There is a diary currently at the top of the rec list written by NBBooks titled "WalMart execs panicking over lousy sales.” The diarist's key conclusion:
Don't count on the geniuses running WalMart to figure out the problem anytime soon. Rather than looking at how the meager pay of millions of working Americans, the execs are blaming the expiration of the payroll-tax break on Dec. 31. The Bloomberg report noted that "For a person making $40,000 a year, that is about $15 a week." $15 a week is wrecking WalMart? Really? Or is it the fact that nearly one in every five U.S. households earns less than $20,000 a year?I have no desire to criticize the intent of the diary, but I think that analysis is wrong, from both a purely logical and a political standpoint. Most importantly, it misses a golden opportunity.
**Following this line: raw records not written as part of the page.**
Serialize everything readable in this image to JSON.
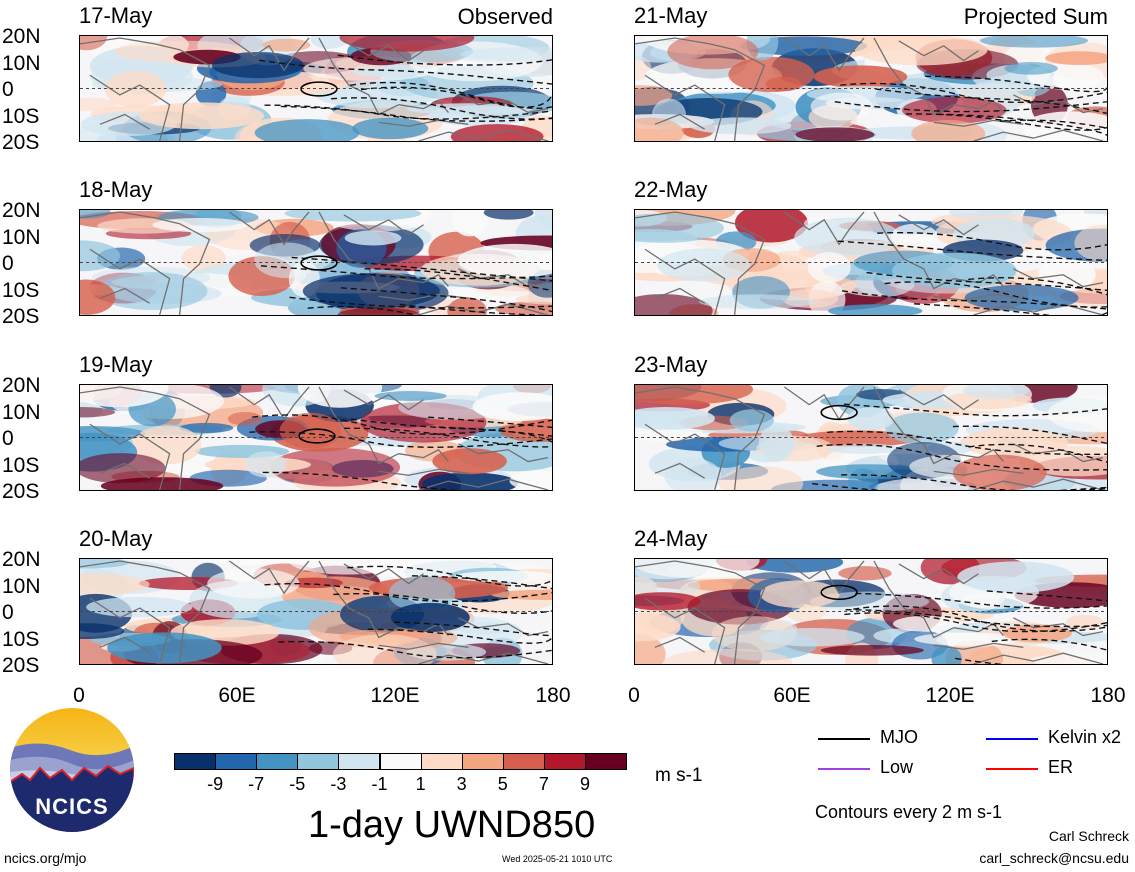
{
  "panels_left": [
    {
      "date": "17-May",
      "title": "Observed"
    },
    {
      "date": "18-May",
      "title": ""
    },
    {
      "date": "19-May",
      "title": ""
    },
    {
      "date": "20-May",
      "title": ""
    }
  ],
  "panels_right": [
    {
      "date": "21-May",
      "title": "Projected Sum"
    },
    {
      "date": "22-May",
      "title": ""
    },
    {
      "date": "23-May",
      "title": ""
    },
    {
      "date": "24-May",
      "title": ""
    }
  ],
  "lat_labels": [
    "20N",
    "10N",
    "0",
    "10S",
    "20S"
  ],
  "lon_labels": [
    "0",
    "60E",
    "120E",
    "180"
  ],
  "colorbar": {
    "ticks": [
      "-9",
      "-7",
      "-5",
      "-3",
      "-1",
      "1",
      "3",
      "5",
      "7",
      "9"
    ],
    "colors": [
      "#08306b",
      "#2166ac",
      "#4393c3",
      "#92c5de",
      "#d1e5f0",
      "#fafafa",
      "#fddbc7",
      "#f4a582",
      "#d6604d",
      "#b2182b",
      "#67001f"
    ],
    "units": "m s-1"
  },
  "title": "1-day UWND850",
  "legend": [
    {
      "label": "MJO",
      "color": "#000000"
    },
    {
      "label": "Kelvin x2",
      "color": "#0000ff"
    },
    {
      "label": "Low",
      "color": "#a040e0"
    },
    {
      "label": "ER",
      "color": "#ff0000"
    }
  ],
  "contour_note": "Contours every 2 m s-1",
  "author": "Carl Schreck",
  "email": "carl_schreck@ncsu.edu",
  "site": "ncics.org/mjo",
  "timestamp": "Wed 2025-05-21 1010 UTC",
  "logo_text": "NCICS"
}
The 2% increase in payroll taxes that went into effect the beginning of this year hit low earners proportionally harder than any other economic demographic. Their rent didn't change. Their other mandatory expenses didn't change. They still have to pay their utility bills, their car payments and/or other transportation costs, and medical insurance if they have any. These aren't optional expenses for most people.
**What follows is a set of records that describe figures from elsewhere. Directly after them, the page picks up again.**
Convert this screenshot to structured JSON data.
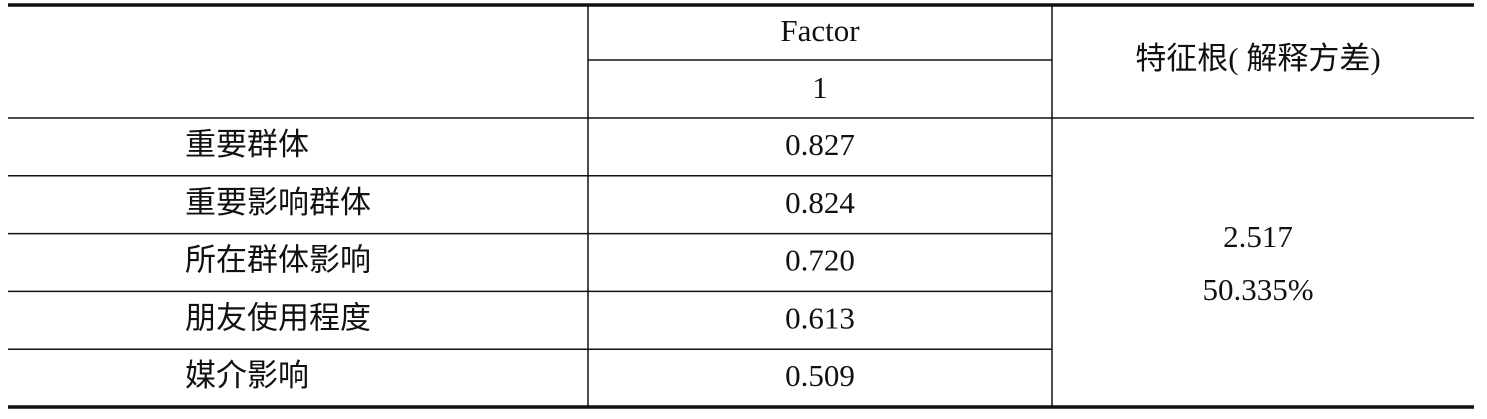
{
  "table": {
    "header": {
      "factor": "Factor",
      "factor_index": "1",
      "eigen": "特征根( 解释方差)"
    },
    "rows": [
      [
        "重要群体",
        "0.827"
      ],
      [
        "重要影响群体",
        "0.824"
      ],
      [
        "所在群体影响",
        "0.720"
      ],
      [
        "朋友使用程度",
        "0.613"
      ],
      [
        "媒介影响",
        "0.509"
      ]
    ],
    "eigenvalue": "2.517",
    "variance": "50.335%"
  }
}
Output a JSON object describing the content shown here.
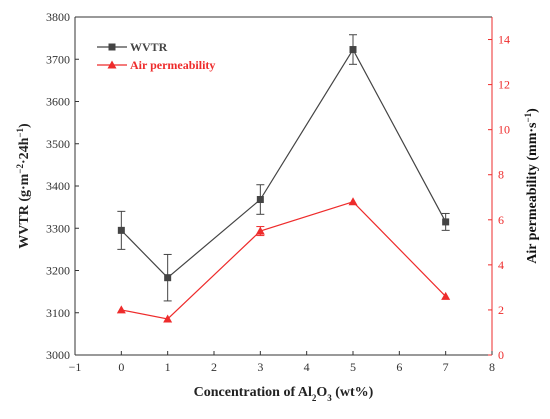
{
  "chart_data": {
    "type": "line",
    "x": [
      0,
      1,
      3,
      5,
      7
    ],
    "xlabel": "Concentration of Al₂O₃ (wt%)",
    "xlabel_parts": [
      "Concentration of Al",
      "2",
      "O",
      "3",
      " (wt%)"
    ],
    "xlim": [
      -1,
      8
    ],
    "xticks": [
      -1,
      0,
      1,
      2,
      3,
      4,
      5,
      6,
      7,
      8
    ],
    "axes": {
      "left": {
        "label": "WVTR (g·m⁻²·24h⁻¹)",
        "label_parts": [
          "WVTR (g·m",
          "−2",
          "·24h",
          "−1",
          ")"
        ],
        "ylim": [
          3000,
          3800
        ],
        "ticks": [
          3000,
          3100,
          3200,
          3300,
          3400,
          3500,
          3600,
          3700,
          3800
        ],
        "color": "#333333"
      },
      "right": {
        "label": "Air permeability (mm·s⁻¹)",
        "label_parts": [
          "Air permeability (mm·s",
          "−1",
          ")"
        ],
        "ylim": [
          0,
          15
        ],
        "ticks": [
          0,
          2,
          4,
          6,
          8,
          10,
          12,
          14
        ],
        "color": "#ee2b2b"
      }
    },
    "series": [
      {
        "name": "WVTR",
        "axis": "left",
        "marker": "square",
        "color": "#444444",
        "values": [
          3295,
          3183,
          3368,
          3723,
          3315
        ],
        "errors": [
          45,
          55,
          35,
          35,
          20
        ]
      },
      {
        "name": "Air permeability",
        "axis": "right",
        "marker": "triangle",
        "color": "#ee2b2b",
        "values": [
          2.0,
          1.6,
          5.5,
          6.8,
          2.6
        ],
        "errors": [
          0,
          0,
          0.2,
          0,
          0
        ]
      }
    ],
    "legend": "top-left",
    "grid": false
  }
}
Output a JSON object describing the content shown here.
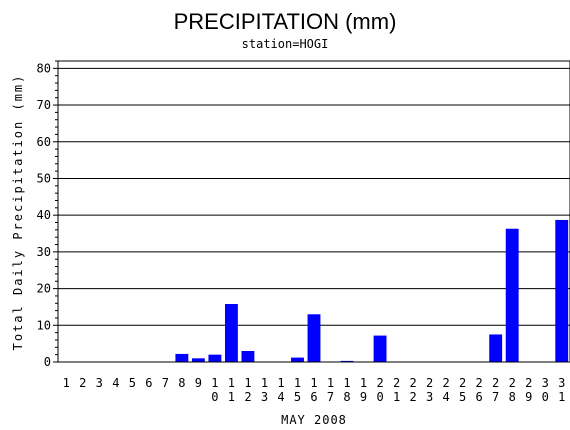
{
  "chart_data": {
    "type": "bar",
    "title": "PRECIPITATION (mm)",
    "subtitle": "station=HOGI",
    "xlabel": "MAY 2008",
    "ylabel": "Total Daily Precipitation (mm)",
    "ylim": [
      0,
      82
    ],
    "yticks": [
      0,
      10,
      20,
      30,
      40,
      50,
      60,
      70,
      80
    ],
    "grid": true,
    "bar_color": "#0000ff",
    "categories": [
      "1",
      "2",
      "3",
      "4",
      "5",
      "6",
      "7",
      "8",
      "9",
      "10",
      "11",
      "12",
      "13",
      "14",
      "15",
      "16",
      "17",
      "18",
      "19",
      "20",
      "21",
      "22",
      "23",
      "24",
      "25",
      "26",
      "27",
      "28",
      "29",
      "30",
      "31"
    ],
    "values": [
      0,
      0,
      0,
      0,
      0,
      0,
      0,
      2.2,
      1.0,
      2.0,
      15.8,
      3.0,
      0,
      0,
      1.2,
      13.0,
      0,
      0.3,
      0,
      7.2,
      0,
      0,
      0,
      0,
      0,
      0,
      7.5,
      36.3,
      0,
      0,
      38.7
    ]
  }
}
Many within that economic demographic spend a high percentage of whatever remains of their meager paychecks at Walmart. If what remains is only a couple hundred bucks a month, and the payroll tax increase cut their paycheck by $15 a week, that's 7.5% less they have to spend. At Walmart. Which can very logically translate into a "sales disaster" for Walmart.
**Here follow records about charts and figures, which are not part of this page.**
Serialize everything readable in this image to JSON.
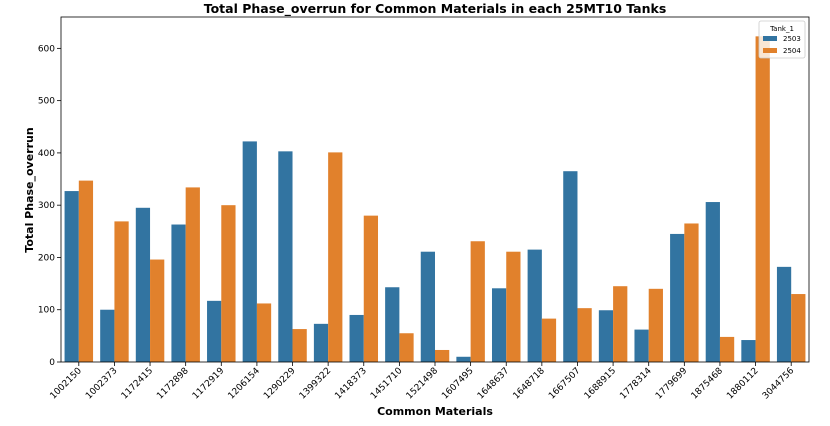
{
  "chart_data": {
    "type": "bar",
    "title": "Total Phase_overrun for Common Materials in each 25MT10 Tanks",
    "xlabel": "Common Materials",
    "ylabel": "Total Phase_overrun",
    "ylim": [
      0,
      660
    ],
    "yticks": [
      0,
      100,
      200,
      300,
      400,
      500,
      600
    ],
    "grid": false,
    "categories": [
      "1002150",
      "1002373",
      "1172415",
      "1172898",
      "1172919",
      "1206154",
      "1290229",
      "1399322",
      "1418373",
      "1451710",
      "1521498",
      "1607495",
      "1648637",
      "1648718",
      "1667507",
      "1688915",
      "1778314",
      "1779699",
      "1875468",
      "1880112",
      "3044756"
    ],
    "legend": {
      "title": "Tank_1",
      "placement": "top-right"
    },
    "series": [
      {
        "name": "2503",
        "color": "#3274a1",
        "values": [
          327,
          100,
          295,
          263,
          117,
          422,
          403,
          73,
          90,
          143,
          211,
          10,
          141,
          215,
          365,
          99,
          62,
          245,
          306,
          42,
          182
        ]
      },
      {
        "name": "2504",
        "color": "#e1812c",
        "values": [
          347,
          269,
          196,
          334,
          300,
          112,
          63,
          401,
          280,
          55,
          23,
          231,
          211,
          83,
          103,
          145,
          140,
          265,
          48,
          623,
          130
        ]
      }
    ]
  }
}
This should be much more than an opportunity to criticize Walmart for their lousy business practice of paying low wages. It is a golden opportunity to use as evidence that the increase in the minimum wage proposed by President Obama in his SOTU address is not only good for low earning taxpayers, but would also be a tremendous benefit to Walmart and other retailers.
If a 2% increase in payroll taxes produces a "sales disaster", a 24% increase in the federal minimum wage from $7.25 to $9.00 should produce a "sales explosion.” The burden of additional costs for higher wages Walmart would have to pay their thousands of employees would be more than offset by the millions of minimum wage workers with increased resources to spend in their stores.
Liberals should embrace Walmart's explanation for their sales drop, not dismiss it. It is precisely the proof needed to encourage fair wages.